To make a link with cognition, Ishizuka also assessed neuropsychological measures of individuals in these cohorts and found that the level of S713 phosphorylation in their olfactory neurons correlated with attention, with lower levels associated with worse performance. This suggests that defects in the phosphorylation-induced switch from proliferation to migration in the developing brain may give rise to subtle changes in the cortex that may be detected as cognitive deficits. Other aspects of cognition, however, did not correlate with phosphorylation, including tests of processing speed, executive function, fluency, and verbal and visual learning and memory.

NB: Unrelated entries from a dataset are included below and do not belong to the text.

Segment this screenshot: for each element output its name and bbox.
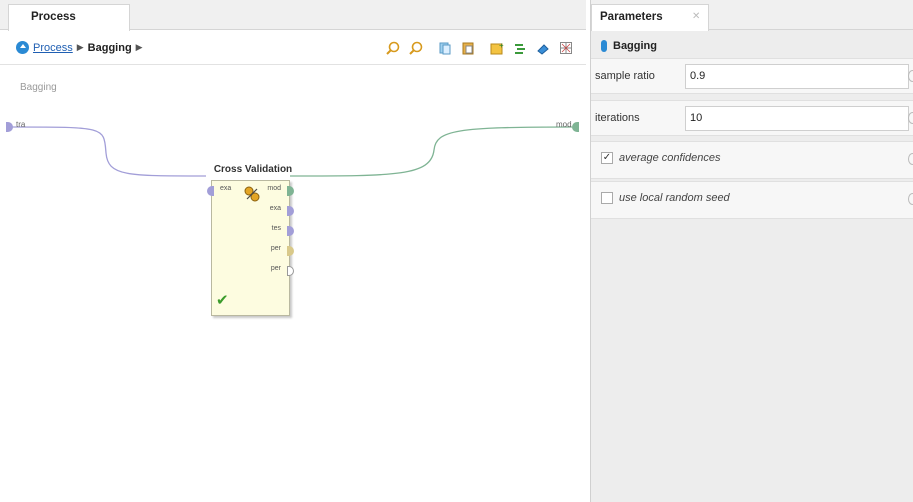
process-output-port[interactable] [572,122,579,132]
add-operator-icon[interactable]: + [489,40,505,56]
tab-parameters[interactable]: Parameters ✕ [591,4,709,31]
cross-validation-operator[interactable]: exa mod exa tes per per ✔ [207,180,294,316]
average-confidences-label: average confidences [619,152,721,164]
operator-input-port[interactable] [207,186,214,196]
sample-ratio-label: sample ratio [595,70,655,82]
zoom-in-icon[interactable] [385,40,401,56]
breadcrumb-current[interactable]: Bagging [88,42,132,54]
wire-icon[interactable] [512,40,528,56]
operator-input-port-label: exa [220,185,232,192]
process-toolbar: Process ▶ Bagging ▶ + [0,31,586,65]
iterations-label: iterations [595,112,640,124]
zoom-out-icon[interactable] [408,40,424,56]
home-icon[interactable] [16,41,29,54]
breadcrumb: Process ▶ Bagging ▶ [16,41,143,54]
tab-process[interactable]: Process [8,4,130,31]
help-icon[interactable] [908,153,913,165]
paste-icon[interactable] [460,40,476,56]
toolbar-icons: + [385,40,574,56]
status-ok-icon: ✔ [216,292,229,309]
parameters-operator-header: Bagging [601,40,657,52]
use-local-random-seed-checkbox[interactable] [601,192,613,204]
parameters-tabbar: Parameters ✕ [591,0,913,31]
close-icon[interactable]: ✕ [692,11,700,22]
iterations-field[interactable]: 10 [685,106,909,131]
wire-model-output [289,126,573,177]
operator-output-port-label: mod [267,185,281,192]
copy-icon[interactable] [437,40,453,56]
wire-training-input [11,126,207,177]
use-local-random-seed-label: use local random seed [619,192,730,204]
operator-title: Cross Validation [213,164,293,175]
operator-info-icon [601,40,607,52]
operator-output-port-label: per [270,265,281,272]
tab-parameters-label: Parameters [600,11,663,23]
param-row-iterations: iterations 10 [591,100,913,136]
svg-text:+: + [499,41,504,50]
process-canvas[interactable]: Bagging tra mod Cross Validation exa mod… [6,68,580,498]
parameters-panel: Parameters ✕ Bagging sample ratio 0.9 it… [590,0,913,502]
param-row-average-confidences: ✓ average confidences [591,141,913,179]
sample-ratio-field[interactable]: 0.9 [685,64,909,89]
operator-output-port-label: per [270,245,281,252]
cross-validation-icon [244,186,260,205]
process-input-port-label: tra [16,120,26,129]
grid-icon[interactable] [558,40,574,56]
chevron-right-icon: ▶ [76,42,84,52]
operator-output-port-label: exa [269,205,281,212]
param-row-sample-ratio: sample ratio 0.9 [591,58,913,94]
average-confidences-checkbox[interactable]: ✓ [601,152,613,164]
process-tabbar: Process [0,0,586,31]
process-output-port-label: mod [556,120,572,129]
chevron-right-icon[interactable]: ▶ [136,42,143,53]
process-panel: Process Process ▶ Bagging ▶ + Bagging tr… [0,0,586,502]
help-icon[interactable] [908,193,913,205]
breadcrumb-root-link[interactable]: Process [33,42,73,54]
breakpoint-icon[interactable] [535,40,551,56]
parameters-operator-name: Bagging [613,40,657,52]
help-icon[interactable] [908,70,913,82]
operator-output-port-label: tes [271,225,281,232]
connection-wires [11,126,573,177]
param-row-use-local-random-seed: use local random seed [591,181,913,219]
help-icon[interactable] [908,112,913,124]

Could distinguishing cases of schizophrenia be as easy as sending biopsied cells through a machine? Akira Sawa of Johns Hopkins University explored this idea in his talk given on behalf of his graduate student Chi-Ying Lin which was focused on whether autofluorescence—usually a nuisance for microscopists—could be a biomarker for schizophrenia. Using a fluorescence-activated cell sorting (FACS) machine, which shines light onto cells and measures the amount of light reflected back, Sawa reported that lymphoblast cells from people with schizophrenia had a slight, but significant increase in autofluorescence compared to controls in two separate cohorts (n = 14 and n = 26). Autofluorescence levels correlated with positive symptoms and might reflect something inherent to the disorder: the increased autofluorescence was apparent in first-episode patients before they had received medication, then decreased after a year of treatment.
What about neurons? In olfactory neurons taken from a pilot cohort of people chronically ill with schizophrenia, Sawa reported finding the same heightened autofluorescence relative to controls (1.3 vs. 1.0). Future experiments will have to work out why this is so, but Sawa suggested that autofluorescence may be a sign of cells dealing with increased oxidative stress.—Michele Solis.